ちなみに最近のソシャゲはほぼすべてフルボイスが主流ですね。
声優さんなどの人気上昇など、時代の流れに沿っている感はあって面白いです。

こういった進化の背景には運営の、
「もっと面白く、もっとより良くならないだろうか」
という思いが感じられたりもします。

「当時これが上手くいったからまたやっとこう。ずっとこのままいこう。」
というマインドだとどうしても、その場で停滞してしまいますし、新しくでてくるアプリなどに追い越されてしまいます。

実際のところ、最近の人気タイトルとかでは今日紹介した4つのイベント、いずれにも属さない形式のイベントを開催していたりします。
基本を抑えた上で、他とは全く違うことをやることで頭一つでる作品になるのは当然のようですが、なかなか難しいことだしそれを成功させるというのはすごいことです。たくさんの失敗もあったんだと思います。
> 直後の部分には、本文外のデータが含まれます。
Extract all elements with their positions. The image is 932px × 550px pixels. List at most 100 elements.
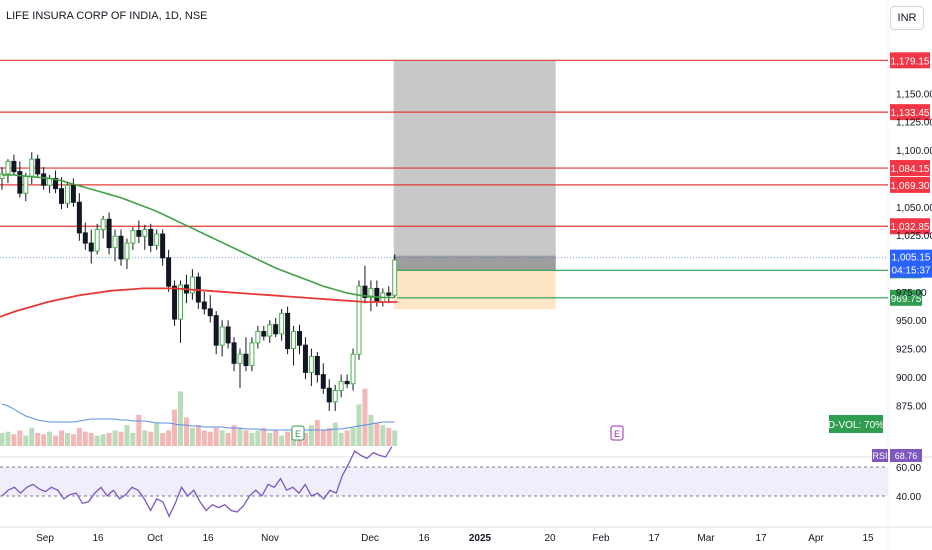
candle-body [314, 355, 320, 376]
volume-bar [225, 433, 231, 446]
countdown-label: 04:15:37 [892, 266, 931, 277]
earnings-marker: E [295, 429, 301, 439]
rsi-line [1, 446, 393, 518]
volume-bar [148, 431, 154, 446]
volume-bar [374, 422, 380, 446]
x-tick-label: 16 [418, 533, 430, 544]
y-tick-label: 900.00 [896, 373, 927, 384]
chart-title: LIFE INSURA CORP OF INDIA, 1D, NSE [6, 10, 208, 22]
volume-bar [64, 433, 70, 446]
candle-body [189, 276, 195, 294]
volume-bar [350, 427, 356, 446]
volume-bar [201, 430, 207, 446]
level-label: 1,179.15 [891, 56, 930, 67]
candle-body [178, 284, 183, 320]
candle-body [231, 342, 237, 364]
candle-body [53, 177, 59, 190]
rsi-value: 68.76 [895, 451, 918, 461]
candle-body [374, 287, 380, 303]
volume-bar [207, 431, 213, 446]
volume-bar [302, 433, 308, 446]
volume-bar [0, 433, 5, 446]
volume-bar [183, 417, 189, 446]
volume-bar [314, 420, 320, 446]
level-label: 1,069.30 [891, 181, 930, 192]
candle-body [148, 228, 154, 246]
x-tick-label: 20 [544, 533, 556, 544]
volume-ma-line [1, 403, 395, 431]
candle-body [0, 173, 5, 179]
volume-bar [356, 404, 362, 446]
candle-body [356, 285, 362, 355]
earnings-marker: E [614, 429, 620, 439]
volume-bar [267, 433, 273, 446]
level-label-bg [890, 52, 930, 69]
volume-bar [47, 431, 53, 446]
candle-body [201, 301, 207, 310]
volume-bar [195, 425, 201, 446]
x-tick-label: 17 [755, 533, 767, 544]
candle-body [106, 218, 112, 249]
candle-body [285, 312, 291, 350]
volume-bar [386, 427, 392, 446]
candle-body [136, 230, 142, 237]
y-tick-label: 875.00 [896, 401, 927, 412]
volume-bar [35, 433, 41, 446]
volume-bar [273, 430, 279, 446]
candle-body [261, 331, 267, 337]
candle-body [11, 160, 17, 173]
y-tick-label: 975.00 [896, 288, 927, 299]
candle-body [82, 232, 88, 244]
candle-body [291, 331, 297, 350]
candle-body [308, 355, 314, 373]
volume-bar [308, 425, 314, 446]
volume-bar [154, 422, 160, 446]
volume-bar [142, 430, 148, 446]
volume-bar [172, 409, 178, 446]
volume-bar [178, 391, 183, 446]
y-tick-label: 1,050.00 [896, 203, 932, 214]
candle-body [166, 257, 172, 287]
volume-bar [118, 431, 124, 446]
y-tick-label: 1,150.00 [896, 89, 932, 100]
volume-bar [231, 425, 237, 446]
level-label: 1,032.85 [891, 222, 930, 233]
volume-bar [392, 430, 398, 446]
x-tick-label: 15 [862, 533, 874, 544]
volume-bar [106, 433, 112, 446]
volume-bar [380, 425, 386, 446]
x-tick-label: 16 [92, 533, 104, 544]
candle-body [273, 324, 279, 335]
volume-bar [76, 427, 82, 446]
candle-body [59, 188, 64, 204]
currency-selector[interactable]: INR [890, 6, 924, 30]
volume-bar [320, 430, 326, 446]
volume-bar [166, 430, 172, 446]
candle-body [5, 160, 11, 175]
volume-bar [130, 433, 136, 446]
volume-bar [112, 430, 118, 446]
earnings-marker-bg [291, 425, 305, 441]
volume-bar [326, 427, 332, 446]
volume-bar [249, 433, 255, 446]
current-zone [393, 255, 556, 271]
volume-bar [82, 431, 88, 446]
volume-bar [160, 433, 166, 446]
volume-bar [17, 430, 23, 446]
level-label-bg [890, 104, 930, 121]
earnings-marker-bg [610, 425, 624, 441]
volume-bar [189, 427, 195, 446]
x-tick-label: Oct [147, 533, 163, 544]
volume-bar [88, 433, 94, 446]
stop-label-bg [890, 289, 922, 306]
volume-bar [368, 414, 374, 446]
candle-body [29, 158, 35, 177]
volume-bar [344, 430, 350, 446]
candle-body [297, 331, 302, 346]
candle-body [392, 259, 398, 296]
volume-bar [11, 434, 17, 446]
candle-body [225, 326, 231, 344]
y-tick-label: 950.00 [896, 316, 927, 327]
candle-body [344, 380, 350, 385]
もちろんそれがまた主流になってくるので、そうなったときにまたそれとは外れたアイディアが生まれてヒット。そしてそれがまた主流になっっていく。というサイクルの中、新たなアプリがでてくると思うと数年後のアプリの形が楽しみです。

ひとつのイベントや施策、または新規タイトルを一通り考えたときに、
「もっと良くならないだろうか」
と立ち止まって考えたり、周りのメンバーと相談していくことで更に良いものは出来上がるんじゃないかなと思います。

だいぶ長く書いてしまいましたがここらへんで筆を置きます。